In most cities across the country, there’s a rising concern regarding the availability of affordable houses for buying or renting near the workplace of a middle-income worker. The cost of living is rising rapidly, but the wage is not increasing with that rapidity. Again, there are only limited Workforce housing options to choose from in the area they work. So, the obvious thing to do for these workers is to reside in the outskirts of the region and commute to their workplaces daily. This practice has led to the development of a series of other issues like long travel hours, higher levels of traffic, and many more.
If you are a person who follows the news regarding housing policy and advocacy by the government, planner, or other concerned organizations, you surely would have come across the term “Workforce Housing.” But have you ever thought of knowing what it is and why people are referring to the term while talking about affordable housing? This article will try to give you a brief idea of Workforce Housing as perceived by Maxwell Drever, a renowned real estate developer.
Defining Workforce Housing
The term is defined as housing affordable to people who earn medium wages. Middle-income groups of people like the health care workers, police personnel, firefighters, clerks, teachers, and the like are usually the target group of workforce housing. ‘Housing Choice Vouchers’ and ‘Low-Income Housing Tax Credit’ programs are two major programs that are concerned with addressing affordable housing needs. People who require workforce housing do not always qualify for these two programs.
A brief history
The government initially looked after the affordable housing schemes from the late 1940s to the 1970s. It was then largely based on the supply-side approach. In this approach, the local government was seen to build, maintain, and own public housing for people with low-income. But as time progressed, there was a surge in demand for affordable housing.
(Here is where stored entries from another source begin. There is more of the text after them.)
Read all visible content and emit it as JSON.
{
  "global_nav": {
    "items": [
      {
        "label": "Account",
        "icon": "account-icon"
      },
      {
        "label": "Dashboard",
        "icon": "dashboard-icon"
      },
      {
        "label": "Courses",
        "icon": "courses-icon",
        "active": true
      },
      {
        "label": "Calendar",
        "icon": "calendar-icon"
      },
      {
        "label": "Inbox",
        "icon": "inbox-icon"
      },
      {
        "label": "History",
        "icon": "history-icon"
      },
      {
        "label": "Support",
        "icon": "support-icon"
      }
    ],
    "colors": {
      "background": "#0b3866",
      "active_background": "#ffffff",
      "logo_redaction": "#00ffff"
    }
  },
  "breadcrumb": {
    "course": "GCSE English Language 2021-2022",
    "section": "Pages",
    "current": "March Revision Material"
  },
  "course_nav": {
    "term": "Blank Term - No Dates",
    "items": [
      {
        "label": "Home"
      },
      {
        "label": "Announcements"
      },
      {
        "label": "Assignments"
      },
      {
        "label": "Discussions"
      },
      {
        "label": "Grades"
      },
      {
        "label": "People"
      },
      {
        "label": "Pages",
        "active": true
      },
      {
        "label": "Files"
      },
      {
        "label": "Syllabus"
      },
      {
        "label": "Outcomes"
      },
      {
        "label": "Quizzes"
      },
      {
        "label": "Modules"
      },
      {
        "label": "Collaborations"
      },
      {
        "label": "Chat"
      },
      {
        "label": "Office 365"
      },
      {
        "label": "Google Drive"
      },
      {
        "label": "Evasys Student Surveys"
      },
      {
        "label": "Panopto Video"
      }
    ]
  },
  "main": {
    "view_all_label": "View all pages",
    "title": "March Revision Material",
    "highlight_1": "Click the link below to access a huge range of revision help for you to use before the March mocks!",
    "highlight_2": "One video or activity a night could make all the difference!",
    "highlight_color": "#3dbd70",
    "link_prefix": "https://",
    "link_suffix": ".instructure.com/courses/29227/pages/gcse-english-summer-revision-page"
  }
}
The government couldn’t keep up with the rising demand. So, they approached the private sector to take over the affordable housing development. The government, instead, started providing subsidies and vouchers to the low-income group.
Between the 1940s and 1990s, buying or renting a house was not an issue for the middle-income group of workers as the wage was more or less sufficient to cope up with all the costs of living. But in the 2000s, a great disparity between the income and the costs of living started to develop. It led to a housing crisis for this group of people. Thus, Maxwell Drever has rightly observed that the middle-income groups were left with fewer options to rent or buy a place near their work area.
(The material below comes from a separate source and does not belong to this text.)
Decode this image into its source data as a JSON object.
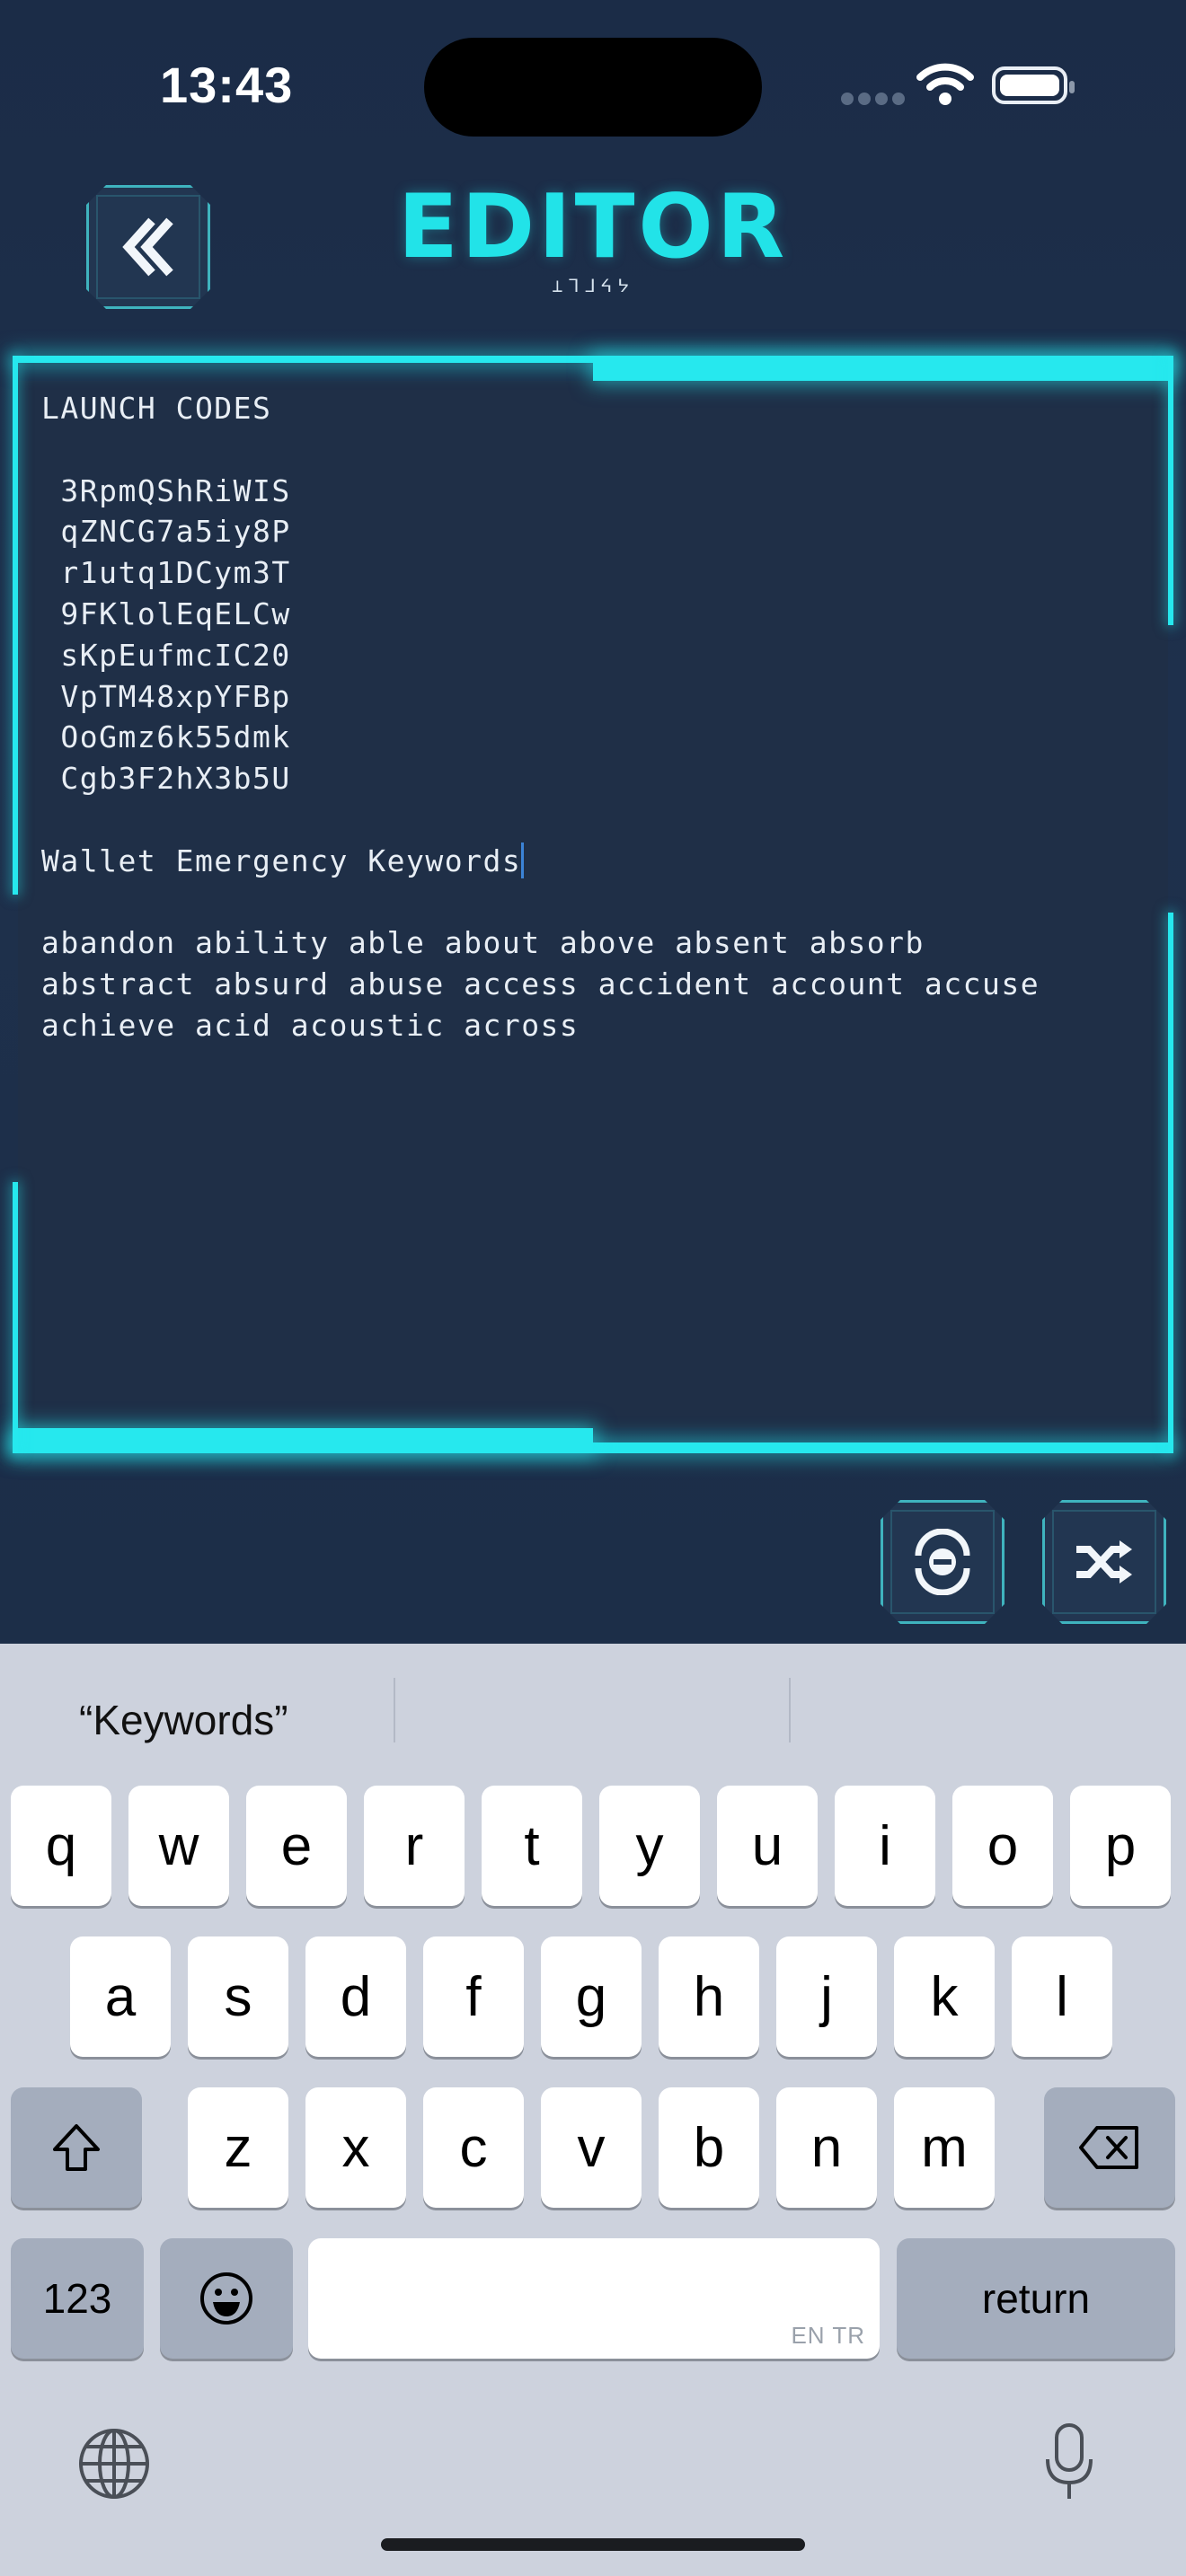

The strategies implemented
There’s a high demand for housing, and the availability is minimal. It has led to a hike in housing prices, and it has gone beyond the reach of middle-income people. Local governments are trying their best to cope with the problem by implementing new strategies like creating a housing trust fund, repurposing empty lands, utilizing the lesser-used retail spaces, allowing single-family homeowners to rent or build other dwelling units, etc.
Raising awareness among the people is crucial and probably the first step in solving this rising workforce housing issue. The governments are well aware of the concerns. They must initiate strategies that will serve the middle-income workers. Only then the problems of workforce housing can be curbed.